From the Introduction of Hvidsten't text

This course is a practical introduction Non-Euclidean geometry from an experimental viewpoint. It is also a thorough review of axiomatic and analytical Euclidean geometry, as well as a gentle introduction to complex numbers. It also serves as an introduction to rigorous proofs and good mathematical exposition. While experience with plane vectors (MA 241) and symbolic logic (MA 347) are recommended, motivated students may complete supplementary lessons to learn these techniques early in the term. The course may be taken for 3 or 4 credit hours.

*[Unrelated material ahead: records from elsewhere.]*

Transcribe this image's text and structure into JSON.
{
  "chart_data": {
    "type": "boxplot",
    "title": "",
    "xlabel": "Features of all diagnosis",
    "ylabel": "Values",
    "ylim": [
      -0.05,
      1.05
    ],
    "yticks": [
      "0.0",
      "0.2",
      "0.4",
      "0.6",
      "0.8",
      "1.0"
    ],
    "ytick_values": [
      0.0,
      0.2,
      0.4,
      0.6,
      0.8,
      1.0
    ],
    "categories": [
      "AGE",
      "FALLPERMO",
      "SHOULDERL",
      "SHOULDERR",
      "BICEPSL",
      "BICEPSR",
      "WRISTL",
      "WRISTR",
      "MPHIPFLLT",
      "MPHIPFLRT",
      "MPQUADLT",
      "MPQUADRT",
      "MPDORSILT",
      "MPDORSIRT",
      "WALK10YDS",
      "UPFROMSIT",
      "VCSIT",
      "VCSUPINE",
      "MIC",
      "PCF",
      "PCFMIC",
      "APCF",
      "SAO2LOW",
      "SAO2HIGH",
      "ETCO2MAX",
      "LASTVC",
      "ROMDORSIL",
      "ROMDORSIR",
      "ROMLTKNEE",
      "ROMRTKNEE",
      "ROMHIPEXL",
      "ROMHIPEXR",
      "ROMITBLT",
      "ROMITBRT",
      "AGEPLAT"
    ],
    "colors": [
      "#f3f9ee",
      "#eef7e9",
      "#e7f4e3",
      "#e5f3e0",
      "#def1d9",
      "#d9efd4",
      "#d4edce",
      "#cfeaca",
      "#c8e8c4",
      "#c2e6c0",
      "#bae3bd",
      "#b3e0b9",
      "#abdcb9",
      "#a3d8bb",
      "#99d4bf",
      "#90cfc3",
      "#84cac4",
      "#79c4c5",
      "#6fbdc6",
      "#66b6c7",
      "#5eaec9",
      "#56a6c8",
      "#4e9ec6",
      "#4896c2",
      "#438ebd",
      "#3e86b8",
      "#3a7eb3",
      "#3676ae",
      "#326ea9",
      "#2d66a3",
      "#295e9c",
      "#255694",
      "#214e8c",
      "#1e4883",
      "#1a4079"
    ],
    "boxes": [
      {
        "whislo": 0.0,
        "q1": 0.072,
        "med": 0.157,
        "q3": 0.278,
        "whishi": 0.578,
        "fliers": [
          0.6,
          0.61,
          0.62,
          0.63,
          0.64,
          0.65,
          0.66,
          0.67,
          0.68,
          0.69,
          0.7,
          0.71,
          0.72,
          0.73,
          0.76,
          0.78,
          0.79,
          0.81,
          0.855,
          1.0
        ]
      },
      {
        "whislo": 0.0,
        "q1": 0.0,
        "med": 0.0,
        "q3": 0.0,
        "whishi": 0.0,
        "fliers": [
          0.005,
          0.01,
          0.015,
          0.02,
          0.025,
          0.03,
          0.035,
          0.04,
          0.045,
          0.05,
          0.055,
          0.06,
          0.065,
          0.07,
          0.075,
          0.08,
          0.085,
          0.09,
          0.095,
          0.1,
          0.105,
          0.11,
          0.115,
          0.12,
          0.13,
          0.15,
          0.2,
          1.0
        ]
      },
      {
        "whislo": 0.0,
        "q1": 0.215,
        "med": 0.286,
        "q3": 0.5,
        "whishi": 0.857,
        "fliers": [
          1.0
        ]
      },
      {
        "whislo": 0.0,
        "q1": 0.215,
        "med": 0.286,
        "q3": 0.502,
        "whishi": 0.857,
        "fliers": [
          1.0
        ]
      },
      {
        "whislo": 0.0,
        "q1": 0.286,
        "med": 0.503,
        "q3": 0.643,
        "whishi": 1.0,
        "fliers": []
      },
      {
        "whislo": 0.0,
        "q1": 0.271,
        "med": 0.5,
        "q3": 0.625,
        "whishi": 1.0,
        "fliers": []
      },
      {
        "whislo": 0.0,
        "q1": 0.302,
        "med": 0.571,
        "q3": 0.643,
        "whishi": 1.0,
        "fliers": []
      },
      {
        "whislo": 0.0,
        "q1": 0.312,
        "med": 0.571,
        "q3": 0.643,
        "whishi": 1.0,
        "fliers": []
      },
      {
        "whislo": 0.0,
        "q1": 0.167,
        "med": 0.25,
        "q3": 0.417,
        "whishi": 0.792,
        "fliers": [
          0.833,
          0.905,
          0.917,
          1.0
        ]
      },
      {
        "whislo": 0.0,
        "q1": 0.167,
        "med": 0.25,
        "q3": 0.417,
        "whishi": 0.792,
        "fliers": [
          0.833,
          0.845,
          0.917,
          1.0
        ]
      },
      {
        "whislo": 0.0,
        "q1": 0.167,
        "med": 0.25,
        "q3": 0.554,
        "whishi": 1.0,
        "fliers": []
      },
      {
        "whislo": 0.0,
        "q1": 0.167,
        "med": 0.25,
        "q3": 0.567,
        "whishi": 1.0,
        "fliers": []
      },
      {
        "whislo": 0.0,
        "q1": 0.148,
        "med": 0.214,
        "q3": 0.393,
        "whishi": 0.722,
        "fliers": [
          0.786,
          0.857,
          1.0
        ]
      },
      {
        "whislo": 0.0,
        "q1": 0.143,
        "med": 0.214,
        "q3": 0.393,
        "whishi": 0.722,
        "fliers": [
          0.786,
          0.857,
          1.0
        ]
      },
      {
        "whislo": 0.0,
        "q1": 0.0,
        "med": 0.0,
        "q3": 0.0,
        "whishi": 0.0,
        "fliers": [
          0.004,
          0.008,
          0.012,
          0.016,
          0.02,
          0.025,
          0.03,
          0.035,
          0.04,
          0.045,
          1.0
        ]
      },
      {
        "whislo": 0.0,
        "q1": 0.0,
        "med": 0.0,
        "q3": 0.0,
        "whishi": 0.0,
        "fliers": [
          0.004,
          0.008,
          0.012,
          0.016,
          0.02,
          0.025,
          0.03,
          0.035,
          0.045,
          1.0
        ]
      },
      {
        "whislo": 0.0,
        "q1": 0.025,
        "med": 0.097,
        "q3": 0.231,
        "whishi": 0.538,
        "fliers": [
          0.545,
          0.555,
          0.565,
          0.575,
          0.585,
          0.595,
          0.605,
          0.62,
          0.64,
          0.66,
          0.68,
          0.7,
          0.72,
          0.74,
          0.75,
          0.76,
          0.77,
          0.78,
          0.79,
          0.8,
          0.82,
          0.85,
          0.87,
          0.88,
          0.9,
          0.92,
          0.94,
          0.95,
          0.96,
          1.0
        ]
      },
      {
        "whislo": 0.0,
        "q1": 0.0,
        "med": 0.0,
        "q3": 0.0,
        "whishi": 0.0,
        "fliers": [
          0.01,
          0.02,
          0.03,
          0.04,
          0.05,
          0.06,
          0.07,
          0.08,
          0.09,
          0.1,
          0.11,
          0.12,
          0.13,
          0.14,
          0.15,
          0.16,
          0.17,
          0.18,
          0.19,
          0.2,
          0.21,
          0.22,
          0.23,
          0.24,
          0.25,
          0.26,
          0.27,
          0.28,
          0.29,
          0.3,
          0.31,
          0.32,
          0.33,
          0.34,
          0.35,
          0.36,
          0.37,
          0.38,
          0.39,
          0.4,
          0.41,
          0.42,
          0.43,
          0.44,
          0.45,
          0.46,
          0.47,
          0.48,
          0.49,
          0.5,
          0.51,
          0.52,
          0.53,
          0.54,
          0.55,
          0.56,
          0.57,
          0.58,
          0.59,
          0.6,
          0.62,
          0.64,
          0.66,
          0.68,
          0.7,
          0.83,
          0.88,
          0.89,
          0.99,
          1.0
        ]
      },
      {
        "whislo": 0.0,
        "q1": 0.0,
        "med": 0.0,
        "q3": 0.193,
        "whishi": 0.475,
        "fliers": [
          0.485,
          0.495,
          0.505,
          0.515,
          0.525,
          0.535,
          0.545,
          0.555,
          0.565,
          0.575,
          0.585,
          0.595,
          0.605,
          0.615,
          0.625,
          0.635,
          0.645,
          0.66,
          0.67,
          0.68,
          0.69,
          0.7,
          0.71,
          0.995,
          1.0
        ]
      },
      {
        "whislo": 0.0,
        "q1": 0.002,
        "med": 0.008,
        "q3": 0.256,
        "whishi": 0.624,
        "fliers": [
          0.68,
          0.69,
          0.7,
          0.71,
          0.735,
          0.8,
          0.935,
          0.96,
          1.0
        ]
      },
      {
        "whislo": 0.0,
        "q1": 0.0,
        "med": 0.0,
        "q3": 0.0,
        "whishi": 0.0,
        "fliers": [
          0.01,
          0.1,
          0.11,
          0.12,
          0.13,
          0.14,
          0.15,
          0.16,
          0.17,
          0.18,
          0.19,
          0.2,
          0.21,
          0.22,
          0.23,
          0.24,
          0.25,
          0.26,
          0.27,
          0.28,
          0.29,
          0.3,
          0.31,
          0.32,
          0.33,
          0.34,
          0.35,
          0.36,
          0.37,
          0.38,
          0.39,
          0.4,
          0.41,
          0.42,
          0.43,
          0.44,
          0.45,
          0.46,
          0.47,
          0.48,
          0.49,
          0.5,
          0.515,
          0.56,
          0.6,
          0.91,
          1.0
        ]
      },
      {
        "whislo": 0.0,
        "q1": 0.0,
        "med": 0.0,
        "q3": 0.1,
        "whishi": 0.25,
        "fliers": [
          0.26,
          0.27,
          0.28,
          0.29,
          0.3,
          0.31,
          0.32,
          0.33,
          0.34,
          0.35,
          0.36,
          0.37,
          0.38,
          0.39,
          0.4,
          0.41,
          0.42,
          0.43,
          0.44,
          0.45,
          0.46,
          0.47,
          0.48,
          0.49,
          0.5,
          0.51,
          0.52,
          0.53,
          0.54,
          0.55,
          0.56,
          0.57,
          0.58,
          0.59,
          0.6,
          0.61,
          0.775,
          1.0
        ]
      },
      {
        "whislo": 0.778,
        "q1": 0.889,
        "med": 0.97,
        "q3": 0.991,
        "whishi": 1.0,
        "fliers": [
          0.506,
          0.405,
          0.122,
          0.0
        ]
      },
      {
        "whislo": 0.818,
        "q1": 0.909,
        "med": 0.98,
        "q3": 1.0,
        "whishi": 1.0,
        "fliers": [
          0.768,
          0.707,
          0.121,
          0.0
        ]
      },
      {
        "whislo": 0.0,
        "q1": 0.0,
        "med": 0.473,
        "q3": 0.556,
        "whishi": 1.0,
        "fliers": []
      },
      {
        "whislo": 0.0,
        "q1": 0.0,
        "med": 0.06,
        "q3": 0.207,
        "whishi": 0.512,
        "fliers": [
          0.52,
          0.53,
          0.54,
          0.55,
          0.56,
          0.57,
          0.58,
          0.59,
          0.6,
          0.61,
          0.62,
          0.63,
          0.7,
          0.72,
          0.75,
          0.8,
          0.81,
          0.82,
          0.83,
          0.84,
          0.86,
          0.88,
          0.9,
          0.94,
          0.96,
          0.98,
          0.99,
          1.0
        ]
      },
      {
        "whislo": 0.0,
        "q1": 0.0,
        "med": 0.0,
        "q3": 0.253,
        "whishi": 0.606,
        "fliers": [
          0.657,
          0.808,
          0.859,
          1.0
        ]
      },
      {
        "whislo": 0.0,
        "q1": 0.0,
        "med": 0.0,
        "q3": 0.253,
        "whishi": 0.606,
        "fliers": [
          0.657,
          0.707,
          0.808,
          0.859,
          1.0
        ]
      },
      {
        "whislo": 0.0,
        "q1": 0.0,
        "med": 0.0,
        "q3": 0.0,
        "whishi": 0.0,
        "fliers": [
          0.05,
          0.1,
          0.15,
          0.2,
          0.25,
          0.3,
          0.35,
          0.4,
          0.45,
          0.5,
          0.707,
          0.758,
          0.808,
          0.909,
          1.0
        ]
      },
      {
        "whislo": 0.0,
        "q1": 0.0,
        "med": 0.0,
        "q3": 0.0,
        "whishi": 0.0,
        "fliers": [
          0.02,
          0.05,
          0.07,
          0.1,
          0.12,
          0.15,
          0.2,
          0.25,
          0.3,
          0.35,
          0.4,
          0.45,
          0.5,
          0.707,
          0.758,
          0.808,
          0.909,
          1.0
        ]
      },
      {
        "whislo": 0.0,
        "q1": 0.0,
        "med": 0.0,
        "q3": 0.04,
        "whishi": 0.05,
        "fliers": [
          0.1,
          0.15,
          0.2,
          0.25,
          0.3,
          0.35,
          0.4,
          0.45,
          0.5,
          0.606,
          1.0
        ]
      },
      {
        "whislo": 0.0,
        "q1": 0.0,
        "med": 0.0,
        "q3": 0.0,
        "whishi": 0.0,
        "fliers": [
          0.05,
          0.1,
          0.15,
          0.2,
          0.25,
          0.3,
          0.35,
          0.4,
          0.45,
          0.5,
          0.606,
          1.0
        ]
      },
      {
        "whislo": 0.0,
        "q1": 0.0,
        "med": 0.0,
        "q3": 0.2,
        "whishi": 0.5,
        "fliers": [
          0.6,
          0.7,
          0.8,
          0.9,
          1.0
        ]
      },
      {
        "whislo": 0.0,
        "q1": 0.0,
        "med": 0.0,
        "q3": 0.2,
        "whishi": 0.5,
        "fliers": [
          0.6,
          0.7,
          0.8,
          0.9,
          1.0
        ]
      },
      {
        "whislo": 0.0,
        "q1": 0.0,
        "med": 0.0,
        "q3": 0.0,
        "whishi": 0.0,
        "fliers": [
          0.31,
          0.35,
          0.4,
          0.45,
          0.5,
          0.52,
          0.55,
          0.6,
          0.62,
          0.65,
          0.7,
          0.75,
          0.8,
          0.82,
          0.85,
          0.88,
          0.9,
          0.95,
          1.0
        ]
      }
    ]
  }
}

To pursue these twin goals quoted above, we use a balanced mixture of contemporary online and classical learning techniques. All lessons are held in a computer equipped classroom. Hvidsten's temporarily out of print textbook is online together with extensive notes, explanations, examples, tutorials and exercises. We use a custom edition of his geometric drawing software, Geometry Explorer (GEX), which downloads to all platforms. Students have the opportunity to learn and use LaTeX, the universal scientific and technical typesetting tool, with our custom webtool texWins. Students also keep a hand-written journal of what they have learned, which may be used during tests. We use the ATLAS Moodle for online consultation, discussion, and submission of homework. Daily work (30%), tests(40%) and the final (30%) are announced in the online syllabus.